Effect of metal oxide nanoparticles and aluminum hydroxide on the physicochemical properties and flame-retardant behavior of rigid polyurethane foam

• High-performance PU foam nanocomposites were successfully fabricated. • A multi-methodological and modern approach was used to evaluate the flame resistance. • PU reinforced ZnO/MgO NPs and ATH exhibited an improvement in flame retardancy. • PU nanocomposites showed excellent thermal stability and compressive strength. In this work, we present the influence of zinc oxide (ZnO) and magnesium oxide (MgO) nanoparticles (NPs) combined with aluminum hydroxide (ATH) on the physicochemical properties and flame-retardant behavior of rigid polyurethane (PU) foam. Adding these kinds of NPs and ATH exhibit a significant influence on the morphological, structural, thermal stability, and mechanical properties of PU nanocomposites.
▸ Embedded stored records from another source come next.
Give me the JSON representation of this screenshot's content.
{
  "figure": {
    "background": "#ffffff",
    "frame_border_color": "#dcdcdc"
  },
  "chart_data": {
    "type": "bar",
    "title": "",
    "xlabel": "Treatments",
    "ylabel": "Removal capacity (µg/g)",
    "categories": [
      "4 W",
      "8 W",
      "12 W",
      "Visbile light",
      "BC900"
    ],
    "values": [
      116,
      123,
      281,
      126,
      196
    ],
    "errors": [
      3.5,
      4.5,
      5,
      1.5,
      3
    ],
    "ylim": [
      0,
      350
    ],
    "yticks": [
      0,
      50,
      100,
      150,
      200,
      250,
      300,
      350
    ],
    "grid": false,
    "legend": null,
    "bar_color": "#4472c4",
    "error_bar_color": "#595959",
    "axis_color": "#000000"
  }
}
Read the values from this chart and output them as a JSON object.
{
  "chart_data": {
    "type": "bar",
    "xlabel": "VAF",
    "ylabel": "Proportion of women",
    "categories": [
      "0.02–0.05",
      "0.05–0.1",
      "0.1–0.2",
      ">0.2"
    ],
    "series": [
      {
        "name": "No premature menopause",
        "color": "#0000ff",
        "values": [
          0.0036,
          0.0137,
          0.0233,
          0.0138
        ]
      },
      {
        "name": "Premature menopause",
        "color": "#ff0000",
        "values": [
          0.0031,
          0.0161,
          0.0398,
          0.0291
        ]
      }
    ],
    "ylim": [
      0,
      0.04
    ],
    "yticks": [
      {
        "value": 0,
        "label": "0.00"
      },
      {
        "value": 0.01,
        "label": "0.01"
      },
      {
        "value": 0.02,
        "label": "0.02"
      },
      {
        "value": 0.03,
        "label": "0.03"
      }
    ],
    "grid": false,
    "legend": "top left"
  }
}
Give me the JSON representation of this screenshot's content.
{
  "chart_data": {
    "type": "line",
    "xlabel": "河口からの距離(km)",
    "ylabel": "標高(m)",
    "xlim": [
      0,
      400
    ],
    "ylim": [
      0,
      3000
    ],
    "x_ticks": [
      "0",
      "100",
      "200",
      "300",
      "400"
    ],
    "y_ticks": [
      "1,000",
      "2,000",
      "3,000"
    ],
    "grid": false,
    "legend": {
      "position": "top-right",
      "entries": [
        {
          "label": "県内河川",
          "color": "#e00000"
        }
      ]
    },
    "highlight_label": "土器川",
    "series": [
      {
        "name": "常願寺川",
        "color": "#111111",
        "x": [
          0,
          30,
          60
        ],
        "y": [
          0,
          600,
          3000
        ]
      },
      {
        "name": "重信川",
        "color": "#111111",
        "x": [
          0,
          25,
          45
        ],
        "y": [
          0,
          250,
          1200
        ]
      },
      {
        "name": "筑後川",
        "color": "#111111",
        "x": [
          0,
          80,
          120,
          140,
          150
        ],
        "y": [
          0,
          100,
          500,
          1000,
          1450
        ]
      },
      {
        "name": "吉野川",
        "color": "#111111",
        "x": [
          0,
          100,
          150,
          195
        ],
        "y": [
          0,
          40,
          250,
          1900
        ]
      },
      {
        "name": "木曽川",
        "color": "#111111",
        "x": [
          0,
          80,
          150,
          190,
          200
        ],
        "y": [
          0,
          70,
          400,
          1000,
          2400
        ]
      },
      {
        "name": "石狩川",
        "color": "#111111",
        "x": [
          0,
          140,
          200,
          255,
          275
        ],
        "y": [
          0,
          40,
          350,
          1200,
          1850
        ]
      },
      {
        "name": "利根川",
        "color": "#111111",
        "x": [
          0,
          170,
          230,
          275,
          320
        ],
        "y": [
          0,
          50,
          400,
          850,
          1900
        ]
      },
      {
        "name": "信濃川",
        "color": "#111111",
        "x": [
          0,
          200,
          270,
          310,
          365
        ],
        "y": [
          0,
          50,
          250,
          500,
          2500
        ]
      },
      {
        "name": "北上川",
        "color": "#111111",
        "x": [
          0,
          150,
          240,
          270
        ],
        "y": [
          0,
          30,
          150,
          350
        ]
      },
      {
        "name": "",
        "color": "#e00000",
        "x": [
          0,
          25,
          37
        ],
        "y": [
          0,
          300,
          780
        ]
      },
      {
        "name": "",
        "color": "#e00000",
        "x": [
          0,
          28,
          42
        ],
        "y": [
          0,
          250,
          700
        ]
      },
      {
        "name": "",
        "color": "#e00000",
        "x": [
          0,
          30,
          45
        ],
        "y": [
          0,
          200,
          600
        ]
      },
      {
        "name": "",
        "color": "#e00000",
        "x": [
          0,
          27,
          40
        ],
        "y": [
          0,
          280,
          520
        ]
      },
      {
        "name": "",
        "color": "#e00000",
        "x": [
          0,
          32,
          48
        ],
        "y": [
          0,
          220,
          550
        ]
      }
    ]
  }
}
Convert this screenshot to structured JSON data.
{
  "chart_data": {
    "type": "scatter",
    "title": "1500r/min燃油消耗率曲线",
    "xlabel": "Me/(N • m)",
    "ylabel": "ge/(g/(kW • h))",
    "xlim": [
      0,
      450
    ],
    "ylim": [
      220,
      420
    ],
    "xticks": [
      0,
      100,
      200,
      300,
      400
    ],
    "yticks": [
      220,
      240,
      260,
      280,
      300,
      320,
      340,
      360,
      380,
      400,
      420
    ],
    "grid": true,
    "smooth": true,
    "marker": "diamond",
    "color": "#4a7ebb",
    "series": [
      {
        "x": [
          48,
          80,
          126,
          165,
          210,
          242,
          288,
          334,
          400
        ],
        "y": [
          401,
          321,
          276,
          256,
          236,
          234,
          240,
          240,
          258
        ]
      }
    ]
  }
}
Flammability including horizontal, vertical burning, and limiting oxygen index (LOI) tests were performed to evaluate the flame retardancy of PU nanocomposites. It could be observed that the effects of cell structure and density were close to the fire retardancy of PU nanocomposite foam. Whereby, a combination of ZnO and MgO NPs and ATH led to reduce cell size and increase density value of PU foams, thus playing the increased their flame retardancy. The flaming time of PU and its nanocomposites took 71 s and 59–62 s to self-quench the fire, respectively, and lost ∼84 % of their weight. The addition of 125 php ATH to PU nanocomposites led to a decrease in burning time to 9–10 s and a loss of ∼61 % of their weight. LOI value increased to 24 % with the incorporation of 5 php ZnO, MgO NPs, and 125 php ATH NPs into the PU foam.